Manavi
- Founded: 1985
- Origins: New Brunswick, New Jersey
- Region served: New Jersey, United States
- Website: www.manavi.org

= Manavi (organization) =

Manavi is a nonprofit organization based in the United States. The group was formed by six South Asian women: Shamita Das Dasgupta, Radha Sarma Hegde, Shashi Jain, Rashmi Jaipal, Vibha Jha, and Kavery Dutta, as a consciousness raising group interested in addressing concerns faced by South Asian women in the U.S. The organization also provides services to women facing violence and abuse.

==Overview==
Founded in 1985, Manavi (meaning "primal woman" in Sanskrit) was the first organization in the U.S. to specifically address the needs of South Asian women who are victims of violence. Although started as a consciousness-raising group, Manavi's founders soon realized that South Asian women facing abuse were unable to seek help from local authorities and mainstream organizations for variety of reasons. These reasons could be attributed to cultural, lingual, and immigration barriers, among others.

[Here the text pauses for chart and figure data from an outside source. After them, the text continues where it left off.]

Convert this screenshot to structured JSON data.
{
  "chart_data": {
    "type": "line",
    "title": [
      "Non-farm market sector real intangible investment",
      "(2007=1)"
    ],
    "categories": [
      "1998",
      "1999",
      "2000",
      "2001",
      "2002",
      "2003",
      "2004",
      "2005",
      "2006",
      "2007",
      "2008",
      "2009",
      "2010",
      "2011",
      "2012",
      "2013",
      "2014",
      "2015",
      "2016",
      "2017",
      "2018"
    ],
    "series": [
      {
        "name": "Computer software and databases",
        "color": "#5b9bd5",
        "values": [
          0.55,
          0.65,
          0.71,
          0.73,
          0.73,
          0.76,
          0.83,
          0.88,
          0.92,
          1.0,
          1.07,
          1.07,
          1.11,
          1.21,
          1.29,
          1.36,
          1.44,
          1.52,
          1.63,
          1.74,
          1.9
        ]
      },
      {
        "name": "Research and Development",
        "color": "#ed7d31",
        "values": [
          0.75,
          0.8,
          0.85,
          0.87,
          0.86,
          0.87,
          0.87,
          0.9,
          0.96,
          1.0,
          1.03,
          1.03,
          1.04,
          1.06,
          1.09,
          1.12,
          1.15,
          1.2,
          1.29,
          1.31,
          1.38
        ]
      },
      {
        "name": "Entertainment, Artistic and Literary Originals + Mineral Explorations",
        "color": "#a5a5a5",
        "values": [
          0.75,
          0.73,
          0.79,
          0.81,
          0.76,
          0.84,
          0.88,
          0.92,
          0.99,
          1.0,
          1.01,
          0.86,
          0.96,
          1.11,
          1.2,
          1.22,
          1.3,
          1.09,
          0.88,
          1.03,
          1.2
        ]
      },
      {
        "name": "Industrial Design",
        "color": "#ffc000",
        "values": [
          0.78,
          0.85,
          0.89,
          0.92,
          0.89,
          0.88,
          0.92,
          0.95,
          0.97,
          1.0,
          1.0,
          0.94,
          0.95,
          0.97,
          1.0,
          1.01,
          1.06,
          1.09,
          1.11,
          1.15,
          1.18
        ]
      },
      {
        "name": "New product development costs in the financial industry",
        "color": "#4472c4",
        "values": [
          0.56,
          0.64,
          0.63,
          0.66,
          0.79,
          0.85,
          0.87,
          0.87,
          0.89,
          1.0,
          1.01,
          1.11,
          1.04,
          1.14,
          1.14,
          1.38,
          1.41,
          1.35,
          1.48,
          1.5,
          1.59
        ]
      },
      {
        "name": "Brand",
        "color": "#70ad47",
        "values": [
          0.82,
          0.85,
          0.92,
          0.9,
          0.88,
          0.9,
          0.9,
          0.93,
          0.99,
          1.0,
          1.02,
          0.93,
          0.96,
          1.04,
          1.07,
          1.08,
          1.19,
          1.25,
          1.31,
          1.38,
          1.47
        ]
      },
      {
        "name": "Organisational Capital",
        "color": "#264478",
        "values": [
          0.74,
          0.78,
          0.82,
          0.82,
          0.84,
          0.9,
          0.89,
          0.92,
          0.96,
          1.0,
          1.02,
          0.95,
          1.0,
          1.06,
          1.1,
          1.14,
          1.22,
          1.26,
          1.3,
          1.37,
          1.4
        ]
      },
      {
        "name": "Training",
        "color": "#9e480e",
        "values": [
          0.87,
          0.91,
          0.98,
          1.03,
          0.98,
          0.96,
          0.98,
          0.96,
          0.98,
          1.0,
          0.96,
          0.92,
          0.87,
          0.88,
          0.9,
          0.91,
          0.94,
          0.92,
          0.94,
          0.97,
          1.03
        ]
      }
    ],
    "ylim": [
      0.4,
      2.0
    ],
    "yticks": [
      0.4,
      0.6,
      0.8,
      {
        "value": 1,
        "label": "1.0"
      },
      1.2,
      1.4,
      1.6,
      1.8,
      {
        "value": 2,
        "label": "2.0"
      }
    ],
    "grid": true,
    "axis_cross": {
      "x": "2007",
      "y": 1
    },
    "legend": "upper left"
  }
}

Since Manavi came to existence, many other South Asian organizations for women have been formed in the U.S. along the lines of Manavi.

While providing direct service to South Asian women in need, Manavi is also a social change agent within the South Asian community. In addition, it is a cultural competency educator and diversity trainer in the mainstream movement to end violence against women in the U.S.